There's No Place Like Home:
Home-based treatments are a welcome option, con't.
The Comprehensive Cancer Center's Skills Lab teaches some of these home care skills so that patients can participate
in their own treatment and recovery. The focus is on reducing the uneasiness of performing these tasks at home.
With the initial diagnosis and the recurrence of her cancer, Johnson has now used in-home medical care services
during post-surgery recovery, radiation and chemotherapy.
"It has been great to be able to see the same nurse every time," Johnson says. "It helps with the continuity. And we talk
about things other than cancer."
HomeMed Nurse Theresa Sirrine, R.N., has even trained Johnson's mother, who has a health care background, to disconnect
the infusion pump so that Johnson doesn't have to wait for the nurse to arrive after treatment or return to the infusion area.
U-M is accredited in home-based care by the Joint Commission, a nonprofit organization that accredits more than 19,000 health care
organizations in the United States. A majority of state governments have come to recognize Joint Commission accreditation as a condition
of licensure and the receipt of Medicaid reimbursement. Most commercial payers also require home infusion providers to be accredited.
"Patients really value home care services," says Kovacevich. "They like not being admitted to the hospital or making frequent
visits to our infusion center. With our service, patients can call anytime about signs or symptoms that concern them when they
are infusing drugs in the home. The nurses, pharmacists and dietitians who comprise our interdisciplinary team are very invested
in our patients."
Kovacevich herself is so invested in these patients that she is involved in a number of research projects
to make home infusion services even better.

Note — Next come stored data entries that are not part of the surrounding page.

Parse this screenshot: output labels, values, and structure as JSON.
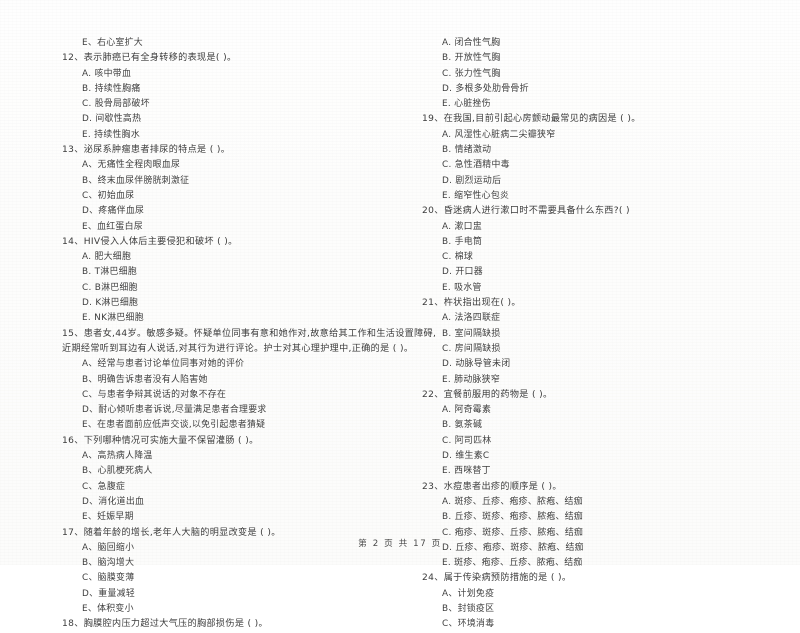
{
  "document": {
    "type": "exam-paper-scan",
    "footer": "第 2 页 共 17 页"
  },
  "left_column": {
    "leading_option": "E、右心室扩大",
    "questions": [
      {
        "stem": "12、表示肺癌已有全身转移的表现是(        )。",
        "options": [
          "A. 咳中带血",
          "B. 持续性胸痛",
          "C. 股骨局部破坏",
          "D. 间歇性高热",
          "E. 持续性胸水"
        ]
      },
      {
        "stem": "13、泌尿系肿瘤患者排尿的特点是 (      )。",
        "options": [
          "A、无痛性全程肉眼血尿",
          "B、终末血尿伴膀胱刺激征",
          "C、初始血尿",
          "D、疼痛伴血尿",
          "E、血红蛋白尿"
        ]
      },
      {
        "stem": "14、HIV侵入人体后主要侵犯和破坏 (      )。",
        "options": [
          "A. 肥大细胞",
          "B. T淋巴细胞",
          "C. B淋巴细胞",
          "D. K淋巴细胞",
          "E. NK淋巴细胞"
        ]
      },
      {
        "stem": "15、患者女,44岁。敏感多疑。怀疑单位同事有意和她作对,故意给其工作和生活设置障碍,",
        "stem_cont": "近期经常听到耳边有人说话,对其行为进行评论。护士对其心理护理中,正确的是 (      )。",
        "options": [
          "A、经常与患者讨论单位同事对她的评价",
          "B、明确告诉患者没有人陷害她",
          "C、与患者争辩其说话的对象不存在",
          "D、耐心倾听患者诉说,尽量满足患者合理要求",
          "E、在患者面前应低声交谈,以免引起患者猜疑"
        ]
      },
      {
        "stem": "16、下列哪种情况可实施大量不保留灌肠 (      )。",
        "options": [
          "A、高热病人降温",
          "B、心肌梗死病人",
          "C、急腹症",
          "D、消化道出血",
          "E、妊娠早期"
        ]
      },
      {
        "stem": "17、随着年龄的增长,老年人大脑的明显改变是 (      )。",
        "options": [
          "A、脑回缩小",
          "B、脑沟增大",
          "C、脑膜变薄",
          "D、重量减轻",
          "E、体积变小"
        ]
      },
      {
        "stem": "18、胸膜腔内压力超过大气压的胸部损伤是 (      )。",
        "options": []
      }
    ]
  },
  "right_column": {
    "continued_options": [
      "A. 闭合性气胸",
      "B. 开放性气胸",
      "C. 张力性气胸",
      "D. 多根多处肋骨骨折",
      "E. 心脏挫伤"
    ],
    "questions": [
      {
        "stem": "19、在我国,目前引起心房颤动最常见的病因是 (      )。",
        "options": [
          "A. 风湿性心脏病二尖瓣狭窄",
          "B. 情绪激动",
          "C. 急性酒精中毒",
          "D. 剧烈运动后",
          "E. 缩窄性心包炎"
        ]
      },
      {
        "stem": "20、昏迷病人进行漱口时不需要具备什么东西?(        )",
        "options": [
          "A. 漱口盅",
          "B. 手电筒",
          "C. 棉球",
          "D. 开口器",
          "E. 吸水管"
        ]
      },
      {
        "stem": "21、杵状指出现在(        )。",
        "options": [
          "A. 法洛四联症",
          "B. 室间隔缺损",
          "C. 房间隔缺损",
          "D. 动脉导管未闭",
          "E. 肺动脉狭窄"
        ]
      },
      {
        "stem": "22、宜餐前服用的药物是 (      )。",
        "options": [
          "A. 阿奇霉素",
          "B. 氨茶碱",
          "C. 阿司匹林",
          "D. 维生素C",
          "E. 西咪替丁"
        ]
      },
      {
        "stem": "23、水痘患者出疹的顺序是 (      )。",
        "options": [
          "A. 斑疹、丘疹、疱疹、脓疱、结痂",
          "B. 丘疹、斑疹、疱疹、脓疱、结痂",
          "C. 疱疹、斑疹、丘疹、脓疱、结痂",
          "D. 丘疹、疱疹、斑疹、脓疱、结痂",
          "E. 斑疹、疱疹、丘疹、脓疱、结痂"
        ]
      },
      {
        "stem": "24、属于传染病预防措施的是 (      )。",
        "options": [
          "A、计划免疫",
          "B、封锁疫区",
          "C、环境消毒"
        ]
      }
    ]
  }
}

"We're currently waiting for approval for a program in which we'll be training patients who want to disconnect themselves from their chemotherapy
devices. And we're looking into using a two-way video program for additional education and training in the home for our antibiotic infusion
patients when they are doing the procedures on their own," she says. So far, the model is a split-screen approach that will show both the nurse and
the patient, which will enable staff to record patient technique as they learn the procedure.

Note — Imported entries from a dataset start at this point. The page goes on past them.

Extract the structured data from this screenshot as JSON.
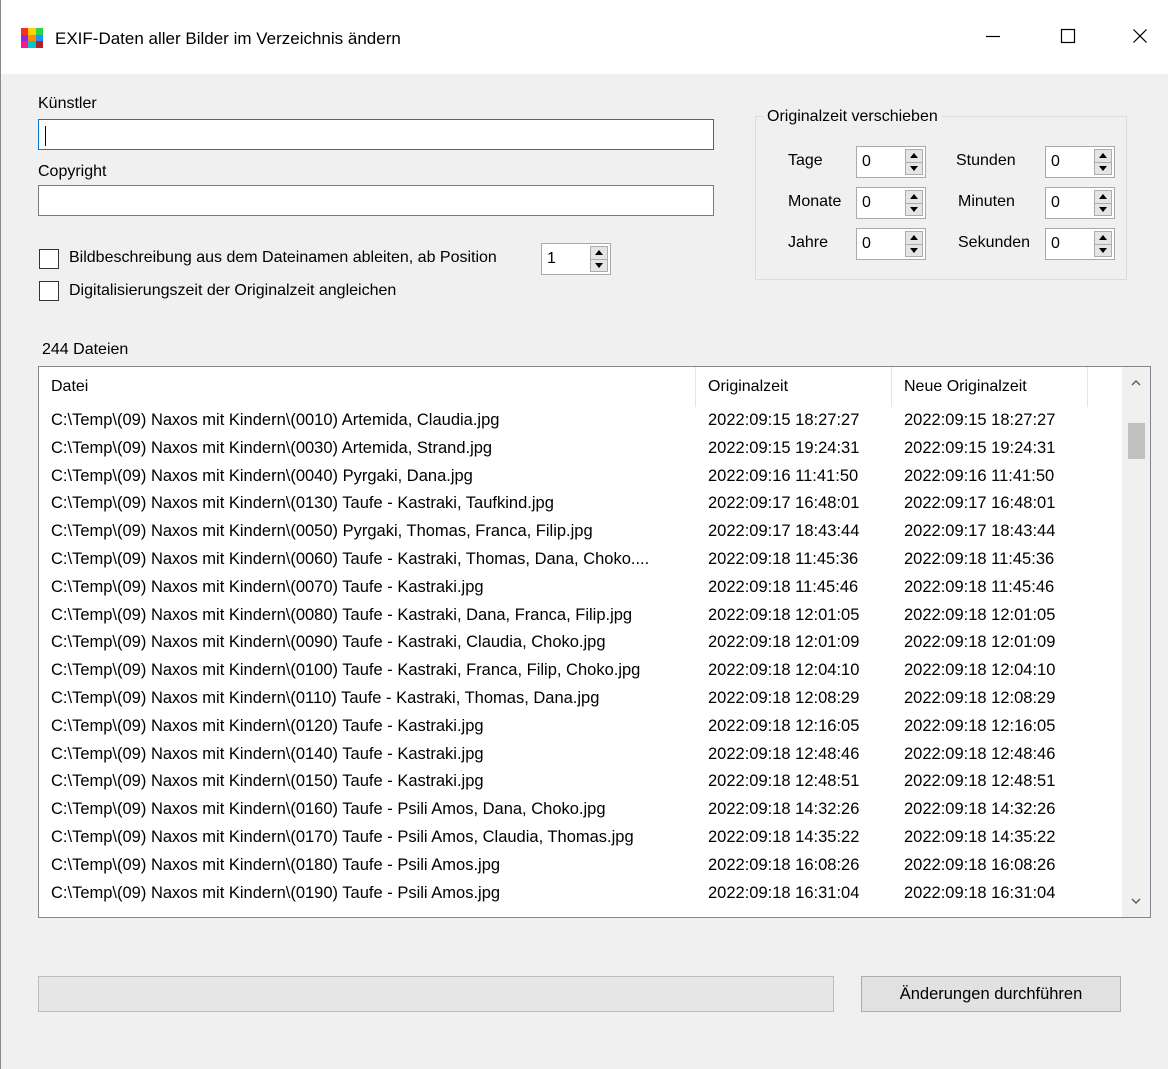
{
  "window": {
    "title": "EXIF-Daten aller Bilder im Verzeichnis ändern",
    "icon_colors": [
      "#ff2a2a",
      "#ffd400",
      "#2ad44a",
      "#8a2be2",
      "#ff8c00",
      "#1e90ff",
      "#ff1493",
      "#00c8c8",
      "#b22222"
    ]
  },
  "form": {
    "artist_label": "Künstler",
    "artist_value": "",
    "copyright_label": "Copyright",
    "copyright_value": "",
    "derive_description_label": "Bildbeschreibung aus dem Dateinamen ableiten, ab Position",
    "derive_description_checked": false,
    "position_value": "1",
    "sync_digitization_label": "Digitalisierungszeit der Originalzeit angleichen",
    "sync_digitization_checked": false
  },
  "time_shift": {
    "title": "Originalzeit verschieben",
    "tage_label": "Tage",
    "tage_value": "0",
    "monate_label": "Monate",
    "monate_value": "0",
    "jahre_label": "Jahre",
    "jahre_value": "0",
    "stunden_label": "Stunden",
    "stunden_value": "0",
    "minuten_label": "Minuten",
    "minuten_value": "0",
    "sekunden_label": "Sekunden",
    "sekunden_value": "0"
  },
  "files": {
    "count_label": "244 Dateien",
    "columns": [
      "Datei",
      "Originalzeit",
      "Neue Originalzeit"
    ],
    "rows": [
      [
        "C:\\Temp\\(09) Naxos mit Kindern\\(0010) Artemida, Claudia.jpg",
        "2022:09:15  18:27:27",
        "2022:09:15  18:27:27"
      ],
      [
        "C:\\Temp\\(09) Naxos mit Kindern\\(0030) Artemida, Strand.jpg",
        "2022:09:15  19:24:31",
        "2022:09:15  19:24:31"
      ],
      [
        "C:\\Temp\\(09) Naxos mit Kindern\\(0040) Pyrgaki, Dana.jpg",
        "2022:09:16  11:41:50",
        "2022:09:16  11:41:50"
      ],
      [
        "C:\\Temp\\(09) Naxos mit Kindern\\(0130) Taufe - Kastraki, Taufkind.jpg",
        "2022:09:17  16:48:01",
        "2022:09:17  16:48:01"
      ],
      [
        "C:\\Temp\\(09) Naxos mit Kindern\\(0050) Pyrgaki, Thomas, Franca, Filip.jpg",
        "2022:09:17  18:43:44",
        "2022:09:17  18:43:44"
      ],
      [
        "C:\\Temp\\(09) Naxos mit Kindern\\(0060) Taufe - Kastraki, Thomas, Dana, Choko....",
        "2022:09:18  11:45:36",
        "2022:09:18  11:45:36"
      ],
      [
        "C:\\Temp\\(09) Naxos mit Kindern\\(0070) Taufe - Kastraki.jpg",
        "2022:09:18  11:45:46",
        "2022:09:18  11:45:46"
      ],
      [
        "C:\\Temp\\(09) Naxos mit Kindern\\(0080) Taufe - Kastraki, Dana, Franca, Filip.jpg",
        "2022:09:18  12:01:05",
        "2022:09:18  12:01:05"
      ],
      [
        "C:\\Temp\\(09) Naxos mit Kindern\\(0090) Taufe - Kastraki, Claudia, Choko.jpg",
        "2022:09:18  12:01:09",
        "2022:09:18  12:01:09"
      ],
      [
        "C:\\Temp\\(09) Naxos mit Kindern\\(0100) Taufe - Kastraki, Franca, Filip, Choko.jpg",
        "2022:09:18  12:04:10",
        "2022:09:18  12:04:10"
      ],
      [
        "C:\\Temp\\(09) Naxos mit Kindern\\(0110) Taufe - Kastraki, Thomas, Dana.jpg",
        "2022:09:18  12:08:29",
        "2022:09:18  12:08:29"
      ],
      [
        "C:\\Temp\\(09) Naxos mit Kindern\\(0120) Taufe - Kastraki.jpg",
        "2022:09:18  12:16:05",
        "2022:09:18  12:16:05"
      ],
      [
        "C:\\Temp\\(09) Naxos mit Kindern\\(0140) Taufe - Kastraki.jpg",
        "2022:09:18  12:48:46",
        "2022:09:18  12:48:46"
      ],
      [
        "C:\\Temp\\(09) Naxos mit Kindern\\(0150) Taufe - Kastraki.jpg",
        "2022:09:18  12:48:51",
        "2022:09:18  12:48:51"
      ],
      [
        "C:\\Temp\\(09) Naxos mit Kindern\\(0160) Taufe - Psili Amos, Dana, Choko.jpg",
        "2022:09:18  14:32:26",
        "2022:09:18  14:32:26"
      ],
      [
        "C:\\Temp\\(09) Naxos mit Kindern\\(0170) Taufe - Psili Amos, Claudia, Thomas.jpg",
        "2022:09:18  14:35:22",
        "2022:09:18  14:35:22"
      ],
      [
        "C:\\Temp\\(09) Naxos mit Kindern\\(0180) Taufe - Psili Amos.jpg",
        "2022:09:18  16:08:26",
        "2022:09:18  16:08:26"
      ],
      [
        "C:\\Temp\\(09) Naxos mit Kindern\\(0190) Taufe - Psili Amos.jpg",
        "2022:09:18  16:31:04",
        "2022:09:18  16:31:04"
      ]
    ]
  },
  "progress_value": 0,
  "apply_button_label": "Änderungen durchführen"
}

In the meantime, Johnson says she enjoys a great deal of support from her mother, her family and her friends, many of whom she
has known since junior and senior high school. And her new puppy, Cass, is a bundle of joy.
"I think maintaining a positive attitude is very important," Johnson says. "And using services that can be provided in the home
has been a definite plus in helping me stay positive."
Johnson's advice to patients: "Definitely take advantage of the services available to you. And don't be afraid to ask questions."